Pediatric walkers, prostate exams, bend over, then most die.

They grow poor, leave their grocery list at home,

and forget their social security checks bank account numbers,

dwell on whether they wear dentures, uppers or lowers;

did they put their underwear on?

They can’t remember where they put down their glasses,

did they drop them on memory lane U.S. Route 66?

Was it watermelon wine or drive in movies they forgot their virginity in?

Hammered late evenings alone bottle up Mogen David wine madness

mixed with diet 7-Up, all moving parts squeak and crack in unison.

At night, they scream in silent dreams no one else hears,

they are flapping jaws sexual exchange with monarch butterfly wings.

Old men walk funny to the barbershop with gray hair, no hair;

sagging pants to physical therapy.

They pray for sunflowers above their graves,

a plot that bears their name with a poem.

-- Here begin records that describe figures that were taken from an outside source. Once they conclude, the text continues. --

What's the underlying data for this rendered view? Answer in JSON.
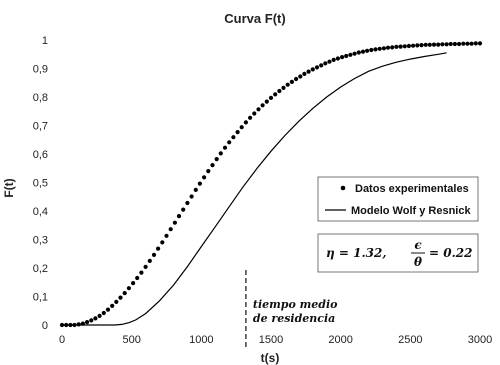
{
  "chart_data": {
    "type": "scatter",
    "title": "Curva F(t)",
    "xlabel": "t(s)",
    "ylabel": "F(t)",
    "xlim": [
      0,
      3000
    ],
    "ylim": [
      0,
      1
    ],
    "xticks": [
      0,
      500,
      1000,
      1500,
      2000,
      2500,
      3000
    ],
    "yticks": [
      0,
      0.1,
      0.2,
      0.3,
      0.4,
      0.5,
      0.6,
      0.7,
      0.8,
      0.9,
      1
    ],
    "ytick_labels": [
      "0",
      "0,1",
      "0,2",
      "0,3",
      "0,4",
      "0,5",
      "0,6",
      "0,7",
      "0,8",
      "0,9",
      "1"
    ],
    "grid": false,
    "legend_position": "center-right",
    "series": [
      {
        "name": "Datos experimentales",
        "style": "markers",
        "color": "#000000",
        "x": [
          0,
          30,
          60,
          90,
          120,
          150,
          180,
          210,
          240,
          270,
          300,
          330,
          360,
          390,
          420,
          450,
          480,
          510,
          540,
          570,
          600,
          630,
          660,
          690,
          720,
          750,
          780,
          810,
          840,
          870,
          900,
          930,
          960,
          990,
          1020,
          1050,
          1080,
          1110,
          1140,
          1170,
          1200,
          1230,
          1260,
          1290,
          1320,
          1350,
          1380,
          1410,
          1440,
          1470,
          1500,
          1530,
          1560,
          1590,
          1620,
          1650,
          1680,
          1710,
          1740,
          1770,
          1800,
          1830,
          1860,
          1890,
          1920,
          1950,
          1980,
          2010,
          2040,
          2070,
          2100,
          2130,
          2160,
          2190,
          2220,
          2250,
          2280,
          2310,
          2340,
          2370,
          2400,
          2430,
          2460,
          2490,
          2520,
          2550,
          2580,
          2610,
          2640,
          2670,
          2700,
          2730,
          2760,
          2790,
          2820,
          2850,
          2880,
          2910,
          2940,
          2970,
          3000
        ],
        "y": [
          0,
          0,
          0,
          0,
          0.002,
          0.005,
          0.01,
          0.016,
          0.023,
          0.032,
          0.042,
          0.054,
          0.067,
          0.081,
          0.096,
          0.112,
          0.129,
          0.147,
          0.165,
          0.184,
          0.204,
          0.225,
          0.246,
          0.268,
          0.29,
          0.313,
          0.336,
          0.359,
          0.382,
          0.405,
          0.428,
          0.451,
          0.474,
          0.496,
          0.518,
          0.54,
          0.561,
          0.582,
          0.602,
          0.622,
          0.641,
          0.659,
          0.677,
          0.694,
          0.711,
          0.727,
          0.742,
          0.757,
          0.771,
          0.784,
          0.797,
          0.809,
          0.821,
          0.832,
          0.843,
          0.853,
          0.863,
          0.872,
          0.881,
          0.889,
          0.897,
          0.904,
          0.911,
          0.918,
          0.924,
          0.93,
          0.935,
          0.94,
          0.944,
          0.948,
          0.952,
          0.956,
          0.959,
          0.962,
          0.965,
          0.967,
          0.969,
          0.971,
          0.973,
          0.974,
          0.976,
          0.977,
          0.978,
          0.979,
          0.98,
          0.981,
          0.982,
          0.983,
          0.983,
          0.984,
          0.984,
          0.985,
          0.985,
          0.986,
          0.986,
          0.986,
          0.987,
          0.987,
          0.987,
          0.988,
          0.988
        ]
      },
      {
        "name": "Modelo Wolf y Resnick",
        "style": "line",
        "color": "#000000",
        "x": [
          0,
          300,
          380,
          430,
          480,
          530,
          600,
          700,
          800,
          900,
          1000,
          1100,
          1200,
          1300,
          1400,
          1500,
          1600,
          1700,
          1800,
          1900,
          2000,
          2100,
          2200,
          2300,
          2400,
          2500,
          2600,
          2700,
          2760
        ],
        "y": [
          0,
          0,
          0,
          0.002,
          0.008,
          0.018,
          0.04,
          0.085,
          0.14,
          0.205,
          0.275,
          0.345,
          0.415,
          0.485,
          0.55,
          0.61,
          0.665,
          0.715,
          0.76,
          0.8,
          0.835,
          0.865,
          0.89,
          0.908,
          0.922,
          0.933,
          0.942,
          0.95,
          0.955
        ]
      }
    ],
    "annotations": [
      {
        "type": "vline",
        "x": 1320,
        "style": "dashed",
        "label_lines": [
          "tiempo medio",
          "de residencia"
        ]
      },
      {
        "type": "textbox",
        "parts": [
          "η = 1.32,",
          "ϵ",
          "θ",
          "= 0.22"
        ]
      }
    ]
  }
}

They purchase their burial plots, pennies in a jar for years,

beggar's price for a deceased wife.

Proverb:  in this end, everything that was long at one time is now passive,

or cut short. Ignore us old moonshiners, or poets that walk funny,

"they aren't hurting anyone anymore."

 

 

a line, (a short blue one)

 

Just Because, Bad Heart

 

Just because I am old

do not tumble me dry.

Toss me away with those unused

Wheat pennies, Buffalo nickels, and Mercury dimes

in those pickle jars in the basement.

Do not bleach my dark memories

Salvation Army my clothes

to the poor because I died.

Do not retire me leave me a factory pension

in dust to history alone.

Save my unfinished poems refuse to toss them

into the unpolished alleyways of exile rusty trash barrows

just outside my window, just because I am old.

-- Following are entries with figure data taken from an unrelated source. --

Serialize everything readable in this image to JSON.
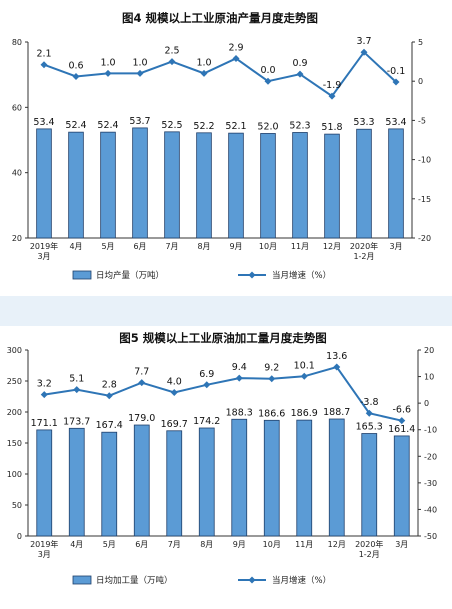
{
  "colors": {
    "bar_fill": "#5b9bd5",
    "bar_stroke": "#1f3f6a",
    "line": "#2e75b6",
    "axis": "#333333",
    "page_background": "#e8f1f9"
  },
  "chart_data": [
    {
      "type": "bar",
      "title": "图4  规模以上工业原油产量月度走势图",
      "categories": [
        "2019年\n3月",
        "4月",
        "5月",
        "6月",
        "7月",
        "8月",
        "9月",
        "10月",
        "11月",
        "12月",
        "2020年\n1-2月",
        "3月"
      ],
      "series": [
        {
          "name": "日均产量（万吨）",
          "type": "bar",
          "axis": "left",
          "values": [
            53.4,
            52.4,
            52.4,
            53.7,
            52.5,
            52.2,
            52.1,
            52.0,
            52.3,
            51.8,
            53.3,
            53.4
          ]
        },
        {
          "name": "当月增速（%）",
          "type": "line",
          "axis": "right",
          "values": [
            2.1,
            0.6,
            1.0,
            1.0,
            2.5,
            1.0,
            2.9,
            0.0,
            0.9,
            -1.9,
            3.7,
            -0.1
          ]
        }
      ],
      "y_left": {
        "ylim": [
          20,
          80
        ],
        "ticks": [
          20,
          40,
          60,
          80
        ]
      },
      "y_right": {
        "ylim": [
          -20,
          5
        ],
        "ticks": [
          5,
          0,
          -5,
          -10,
          -15,
          -20
        ]
      },
      "grid": false,
      "legend": "bottom"
    },
    {
      "type": "bar",
      "title": "图5  规模以上工业原油加工量月度走势图",
      "categories": [
        "2019年\n3月",
        "4月",
        "5月",
        "6月",
        "7月",
        "8月",
        "9月",
        "10月",
        "11月",
        "12月",
        "2020年\n1-2月",
        "3月"
      ],
      "series": [
        {
          "name": "日均加工量（万吨）",
          "type": "bar",
          "axis": "left",
          "values": [
            171.1,
            173.7,
            167.4,
            179.0,
            169.7,
            174.2,
            188.3,
            186.6,
            186.9,
            188.7,
            165.3,
            161.4
          ]
        },
        {
          "name": "当月增速（%）",
          "type": "line",
          "axis": "right",
          "values": [
            3.2,
            5.1,
            2.8,
            7.7,
            4.0,
            6.9,
            9.4,
            9.2,
            10.1,
            13.6,
            -3.8,
            -6.6
          ]
        }
      ],
      "y_left": {
        "ylim": [
          0,
          300
        ],
        "ticks": [
          0,
          50,
          100,
          150,
          200,
          250,
          300
        ]
      },
      "y_right": {
        "ylim": [
          -50,
          20
        ],
        "ticks": [
          20,
          10,
          0,
          -10,
          -20,
          -30,
          -40,
          -50
        ]
      },
      "grid": false,
      "legend": "bottom"
    }
  ]
}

Do not create more spare images, adverbs

or adjectives than you need to bury me with.

Do not stand over my grave, weep,

pouring a bottle of Old Crow

bourbon whiskey without asking permission

if it can go through your kidney’s first.

When under stone sod I shall rise and go out

in my soft slippers in cold rain

dread no danger, pick yellow daffodils,

learn to spit up echoes of words

bow fiddle me up a northern Spring storm.

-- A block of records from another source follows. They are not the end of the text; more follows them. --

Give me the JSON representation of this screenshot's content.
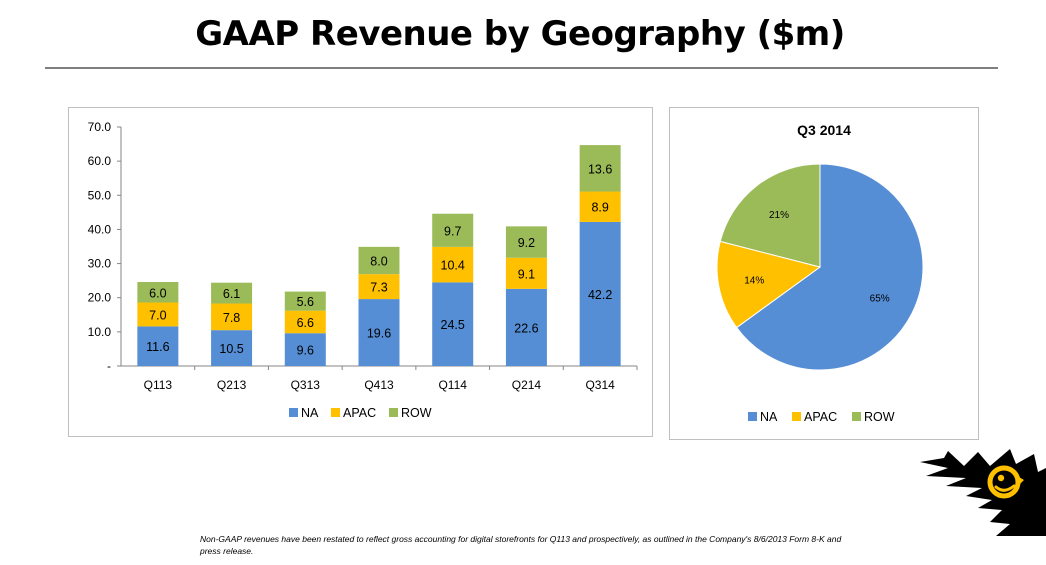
{
  "page": {
    "title": "GAAP Revenue by Geography ($m)",
    "footnote": "Non-GAAP revenues have been restated to reflect gross accounting for digital storefronts for Q113 and prospectively, as outlined in the Company's 8/6/2013 Form 8-K and press release."
  },
  "colors": {
    "NA": "#558ED5",
    "APAC": "#FFC000",
    "ROW": "#9BBB59",
    "logo_bg": "#000000",
    "logo_accent": "#FFC000"
  },
  "chart_data": [
    {
      "type": "bar",
      "stacked": true,
      "title": "",
      "categories": [
        "Q113",
        "Q213",
        "Q313",
        "Q413",
        "Q114",
        "Q214",
        "Q314"
      ],
      "series": [
        {
          "name": "NA",
          "values": [
            11.6,
            10.5,
            9.6,
            19.6,
            24.5,
            22.6,
            42.2
          ]
        },
        {
          "name": "APAC",
          "values": [
            7.0,
            7.8,
            6.6,
            7.3,
            10.4,
            9.1,
            8.9
          ]
        },
        {
          "name": "ROW",
          "values": [
            6.0,
            6.1,
            5.6,
            8.0,
            9.7,
            9.2,
            13.6
          ]
        }
      ],
      "ylim": [
        0,
        70
      ],
      "yticks": [
        "-",
        "10.0",
        "20.0",
        "30.0",
        "40.0",
        "50.0",
        "60.0",
        "70.0"
      ],
      "grid": false,
      "legend": "bottom"
    },
    {
      "type": "pie",
      "title": "Q3 2014",
      "labels": [
        "NA",
        "APAC",
        "ROW"
      ],
      "values": [
        65,
        14,
        21
      ],
      "value_labels": [
        "65%",
        "14%",
        "21%"
      ],
      "legend": "bottom"
    }
  ]
}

Do you bad heart, see in pine box of wood,

just because I got old.

 

 

a line, (a short blue one)

 

 

Canadian Seasons

Exiled Poet

 

Walking across the seasons in exile

in worn out house slippers, summer in Alberta prairies-

snowshoes, cross-country skiing winter in Edmonton, Alberta.

I'm man captured in Canadian wilderness, North Saskatchewan River.

I embrace winters of this north call them mercy killers.

Exiled now 10 years here I turn rain into thunder,

days into loneliness, recuperate loss relationships into memories.

I'm warrior of the trade of isolation, crucifier of seasons

hang torment on their limbs.

Ever changing words shifting pain to palette fall colors and art.

I'm tiring of Gestalt therapy, being In and Out the Garbage Pail.

I'm no longer an Aristotelian philosopher seeking catharsis.

My Jesus is in a vodka bottle soaked with lime, lemon juice and disco dancing.

Pardon amnesty I'm heading south beneath border back to USA-

to revise the old poems and the new, create the last anthology,

open then close the last chapter,

collected works before the big black box.

I'm no longer peripatetic, seasons past.

 

 

a line, (a short blue one)

 

 

Injured Shadow (V3)

 

In nakedness of life moves

this male shadow worn out dark clothes,

ill fitted in distress, holes in his socks, stretches,

shows up in your small neighborhood,

embarrassed,

walks pastime naked with a limb

in open landscape space-

damn those worn out black stockings.

He bends down prays for dawn, bright sun.